This isn’t unexpected news, but Disney’s new streaming service is still making major headlines around the world – and we have a few ideas as to why.
First, the service is directly challenging Netflix, the current industry leader, and it is doing that by bringing all of the properties currently under Disney’s tent to do that.
That means the Marvel universe, Disney animated films, and the full-range of the company’s cinematic masterpieces will be part of the new Disney Plus service.
But that’s not all.
As the majority stakeholders in streaming service Hulu, as well as being the owners of major sports network ESPN, Disney Plus is hoping to lure people in with a value-add bundle that will not only offer tons of more content than Netflix but should also come in at a really competitive monthly subscription fee.
What Disney showed off during its presentation looks pretty much like every other Netflix clone out there.
The service will have different landing pages for its various properties, including National Geographic, Star Wars, Pixar, and Disney, among others.
Along with this comes some of the user-friendly features that subscribers will expect such as watch lists and favorites.
In another nod to the Netflix model, Disney Plus will allow for multiple accounts and parental controls as well.
Perhaps some of the biggest news of all for those of us that still purchase day-one releases when they are available on Amazon or Apple, Disney will make movies available for streaming immediately after their home release.
The debut of the new Disney streaming service is no less than a game-changer for the streaming segment.
It is expected that Netflix will have to become even more aggressive in pursuing its own content as well as keeping what it already has on hand.
From a user standpoint, the further fragmentation of the streaming market probably doesn’t present the rosiest future.
After all, the advantage of streaming services was their elimination of having to pay for multiple channels or packages via cable.
Now that users are faced with the prospect of subscribing to anything and everything to view content they love, there will probably either be further consolidation down the line or even more maddening segmentation of the user base until we are basically back to square one.

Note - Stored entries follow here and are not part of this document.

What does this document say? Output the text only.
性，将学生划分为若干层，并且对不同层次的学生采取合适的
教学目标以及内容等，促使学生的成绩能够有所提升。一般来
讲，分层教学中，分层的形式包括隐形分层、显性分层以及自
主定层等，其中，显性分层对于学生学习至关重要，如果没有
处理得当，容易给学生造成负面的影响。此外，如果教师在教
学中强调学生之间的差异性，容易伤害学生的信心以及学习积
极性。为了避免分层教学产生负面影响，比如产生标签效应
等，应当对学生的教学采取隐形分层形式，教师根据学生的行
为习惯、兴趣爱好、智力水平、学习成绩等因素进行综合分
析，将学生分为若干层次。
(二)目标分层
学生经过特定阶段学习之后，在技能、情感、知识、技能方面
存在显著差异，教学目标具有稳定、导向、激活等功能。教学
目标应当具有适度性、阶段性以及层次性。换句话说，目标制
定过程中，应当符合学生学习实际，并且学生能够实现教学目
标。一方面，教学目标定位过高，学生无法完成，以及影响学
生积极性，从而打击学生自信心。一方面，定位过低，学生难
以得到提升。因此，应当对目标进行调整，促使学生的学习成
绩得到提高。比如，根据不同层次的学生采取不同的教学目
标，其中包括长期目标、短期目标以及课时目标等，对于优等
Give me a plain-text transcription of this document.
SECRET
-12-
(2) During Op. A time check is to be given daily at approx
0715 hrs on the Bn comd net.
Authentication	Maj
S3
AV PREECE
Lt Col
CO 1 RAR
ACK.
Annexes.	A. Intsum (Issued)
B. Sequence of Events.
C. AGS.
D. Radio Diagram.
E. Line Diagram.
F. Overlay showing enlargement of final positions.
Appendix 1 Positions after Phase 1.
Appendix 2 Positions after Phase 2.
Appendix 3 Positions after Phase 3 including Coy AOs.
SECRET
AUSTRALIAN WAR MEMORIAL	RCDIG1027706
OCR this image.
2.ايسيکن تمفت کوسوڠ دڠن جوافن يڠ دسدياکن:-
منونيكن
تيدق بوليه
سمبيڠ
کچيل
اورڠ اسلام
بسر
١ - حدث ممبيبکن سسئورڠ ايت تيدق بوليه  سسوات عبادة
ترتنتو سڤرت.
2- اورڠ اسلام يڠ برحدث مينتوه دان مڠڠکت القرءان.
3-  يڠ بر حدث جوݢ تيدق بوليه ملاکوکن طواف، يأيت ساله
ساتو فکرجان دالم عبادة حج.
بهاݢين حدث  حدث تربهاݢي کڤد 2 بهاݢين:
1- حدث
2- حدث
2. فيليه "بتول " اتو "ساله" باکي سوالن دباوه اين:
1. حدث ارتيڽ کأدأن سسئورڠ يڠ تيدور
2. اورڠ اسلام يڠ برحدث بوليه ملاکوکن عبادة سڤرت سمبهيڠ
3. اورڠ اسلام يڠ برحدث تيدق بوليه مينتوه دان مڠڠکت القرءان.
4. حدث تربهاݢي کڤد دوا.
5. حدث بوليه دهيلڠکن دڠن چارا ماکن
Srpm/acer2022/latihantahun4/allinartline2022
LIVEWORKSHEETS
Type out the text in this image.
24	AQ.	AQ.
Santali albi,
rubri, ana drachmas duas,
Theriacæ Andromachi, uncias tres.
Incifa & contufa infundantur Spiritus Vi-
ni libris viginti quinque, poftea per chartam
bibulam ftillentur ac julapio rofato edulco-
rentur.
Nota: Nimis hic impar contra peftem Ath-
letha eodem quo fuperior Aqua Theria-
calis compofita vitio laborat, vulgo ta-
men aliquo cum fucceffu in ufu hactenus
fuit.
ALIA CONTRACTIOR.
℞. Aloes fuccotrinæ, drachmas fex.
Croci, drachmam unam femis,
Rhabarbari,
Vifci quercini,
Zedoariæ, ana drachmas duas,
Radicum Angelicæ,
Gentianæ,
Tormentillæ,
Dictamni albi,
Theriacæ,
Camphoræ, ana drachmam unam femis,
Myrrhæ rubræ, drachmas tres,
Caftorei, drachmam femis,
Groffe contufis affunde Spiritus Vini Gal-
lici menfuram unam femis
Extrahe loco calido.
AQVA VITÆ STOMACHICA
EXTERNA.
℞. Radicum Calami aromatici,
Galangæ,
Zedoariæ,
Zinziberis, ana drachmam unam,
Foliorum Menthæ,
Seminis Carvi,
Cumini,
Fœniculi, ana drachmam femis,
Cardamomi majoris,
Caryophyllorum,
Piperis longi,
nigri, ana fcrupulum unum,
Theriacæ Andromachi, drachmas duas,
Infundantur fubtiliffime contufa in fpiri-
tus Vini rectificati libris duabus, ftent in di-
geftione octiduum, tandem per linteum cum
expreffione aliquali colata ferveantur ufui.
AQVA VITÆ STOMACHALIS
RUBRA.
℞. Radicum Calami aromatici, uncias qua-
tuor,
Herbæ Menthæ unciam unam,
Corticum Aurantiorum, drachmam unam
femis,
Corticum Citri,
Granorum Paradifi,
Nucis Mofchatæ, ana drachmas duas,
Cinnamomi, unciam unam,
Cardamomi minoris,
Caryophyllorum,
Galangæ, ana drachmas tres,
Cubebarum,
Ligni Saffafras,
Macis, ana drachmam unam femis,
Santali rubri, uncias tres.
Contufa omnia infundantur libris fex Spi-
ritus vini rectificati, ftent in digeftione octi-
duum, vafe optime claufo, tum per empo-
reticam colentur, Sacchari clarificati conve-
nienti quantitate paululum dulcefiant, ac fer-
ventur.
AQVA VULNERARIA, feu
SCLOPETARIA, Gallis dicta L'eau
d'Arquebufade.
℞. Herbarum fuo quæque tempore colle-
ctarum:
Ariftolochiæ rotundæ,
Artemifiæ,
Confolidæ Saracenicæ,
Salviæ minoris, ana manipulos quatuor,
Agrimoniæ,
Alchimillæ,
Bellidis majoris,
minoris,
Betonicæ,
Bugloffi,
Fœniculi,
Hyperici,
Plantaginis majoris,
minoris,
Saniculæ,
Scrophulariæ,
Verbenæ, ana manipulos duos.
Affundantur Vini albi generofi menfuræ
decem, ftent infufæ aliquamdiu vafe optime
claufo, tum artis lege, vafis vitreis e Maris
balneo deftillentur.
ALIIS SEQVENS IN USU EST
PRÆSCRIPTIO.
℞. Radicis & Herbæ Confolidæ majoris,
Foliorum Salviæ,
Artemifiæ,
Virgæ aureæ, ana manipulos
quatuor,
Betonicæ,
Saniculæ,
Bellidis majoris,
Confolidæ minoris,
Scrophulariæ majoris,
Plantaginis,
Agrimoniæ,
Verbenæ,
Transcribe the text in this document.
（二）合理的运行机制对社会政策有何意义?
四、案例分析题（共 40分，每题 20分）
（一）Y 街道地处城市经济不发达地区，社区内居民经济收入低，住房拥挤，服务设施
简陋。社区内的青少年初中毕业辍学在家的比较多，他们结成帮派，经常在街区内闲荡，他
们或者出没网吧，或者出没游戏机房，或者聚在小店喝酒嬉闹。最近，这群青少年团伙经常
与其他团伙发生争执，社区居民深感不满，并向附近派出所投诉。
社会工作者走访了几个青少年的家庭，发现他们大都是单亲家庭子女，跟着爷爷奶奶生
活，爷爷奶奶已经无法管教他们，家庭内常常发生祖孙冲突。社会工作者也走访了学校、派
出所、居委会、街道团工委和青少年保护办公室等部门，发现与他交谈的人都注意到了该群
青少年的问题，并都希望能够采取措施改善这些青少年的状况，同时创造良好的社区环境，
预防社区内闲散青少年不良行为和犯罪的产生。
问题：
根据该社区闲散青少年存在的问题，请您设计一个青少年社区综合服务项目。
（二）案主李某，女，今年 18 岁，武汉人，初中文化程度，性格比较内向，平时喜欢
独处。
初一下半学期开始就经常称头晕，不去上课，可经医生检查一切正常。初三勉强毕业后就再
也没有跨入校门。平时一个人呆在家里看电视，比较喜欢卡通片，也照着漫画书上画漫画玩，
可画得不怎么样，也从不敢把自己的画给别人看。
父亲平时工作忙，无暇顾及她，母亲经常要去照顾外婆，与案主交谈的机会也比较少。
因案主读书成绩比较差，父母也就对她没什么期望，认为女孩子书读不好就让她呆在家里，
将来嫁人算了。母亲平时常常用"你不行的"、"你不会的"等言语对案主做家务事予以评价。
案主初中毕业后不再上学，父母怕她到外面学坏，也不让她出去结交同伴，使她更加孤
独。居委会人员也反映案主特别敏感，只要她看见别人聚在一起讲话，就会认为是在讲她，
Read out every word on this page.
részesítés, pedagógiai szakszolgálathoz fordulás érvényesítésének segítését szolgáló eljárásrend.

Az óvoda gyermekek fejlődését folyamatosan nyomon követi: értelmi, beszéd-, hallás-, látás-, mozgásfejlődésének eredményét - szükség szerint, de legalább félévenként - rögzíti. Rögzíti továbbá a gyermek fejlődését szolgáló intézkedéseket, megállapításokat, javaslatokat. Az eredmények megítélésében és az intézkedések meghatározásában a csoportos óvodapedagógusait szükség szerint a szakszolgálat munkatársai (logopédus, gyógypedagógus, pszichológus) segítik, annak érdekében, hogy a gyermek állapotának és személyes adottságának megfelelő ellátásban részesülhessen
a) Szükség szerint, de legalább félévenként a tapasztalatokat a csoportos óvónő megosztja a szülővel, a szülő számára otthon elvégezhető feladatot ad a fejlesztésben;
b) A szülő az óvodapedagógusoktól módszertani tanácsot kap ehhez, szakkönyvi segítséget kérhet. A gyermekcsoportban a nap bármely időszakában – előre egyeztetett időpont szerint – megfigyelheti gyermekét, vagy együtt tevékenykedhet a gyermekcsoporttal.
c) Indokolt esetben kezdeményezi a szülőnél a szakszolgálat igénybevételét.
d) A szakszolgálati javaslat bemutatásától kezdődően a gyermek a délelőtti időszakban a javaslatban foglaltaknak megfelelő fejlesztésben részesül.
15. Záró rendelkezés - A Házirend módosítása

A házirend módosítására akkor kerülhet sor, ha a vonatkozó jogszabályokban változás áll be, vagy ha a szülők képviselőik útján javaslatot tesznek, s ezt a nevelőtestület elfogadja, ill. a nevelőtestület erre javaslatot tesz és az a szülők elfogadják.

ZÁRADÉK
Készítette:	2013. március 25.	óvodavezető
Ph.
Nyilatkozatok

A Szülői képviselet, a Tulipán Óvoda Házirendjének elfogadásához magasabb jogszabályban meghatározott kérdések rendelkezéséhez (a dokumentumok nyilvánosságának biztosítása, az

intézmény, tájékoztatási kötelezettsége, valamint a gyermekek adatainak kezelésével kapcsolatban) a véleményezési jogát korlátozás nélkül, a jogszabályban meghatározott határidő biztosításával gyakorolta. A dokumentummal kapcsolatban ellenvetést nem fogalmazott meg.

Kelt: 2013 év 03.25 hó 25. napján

Though the pricing on a bundled service isn’t known yet, the Disney Plus service by itself will cost some $6.99 per month.
That’s bottom-of-the-barrel pricing, but analysts expect that it is a trojan horse of sorts.
As more and more people sign up for the service, Disney will gradually raise the price to compete with Netflix.
Additionally, some people think that the bundle package is where Disney Plus will really distinguish itself – as well as probably get the majority of its revenue.
So far Disney has racked up some important partners in the race to dominate living rooms. Roku and Sony’s PlayStation 4 have already embraced the platform’s concept and we expect it will also appear on Google and Apple app stores as well.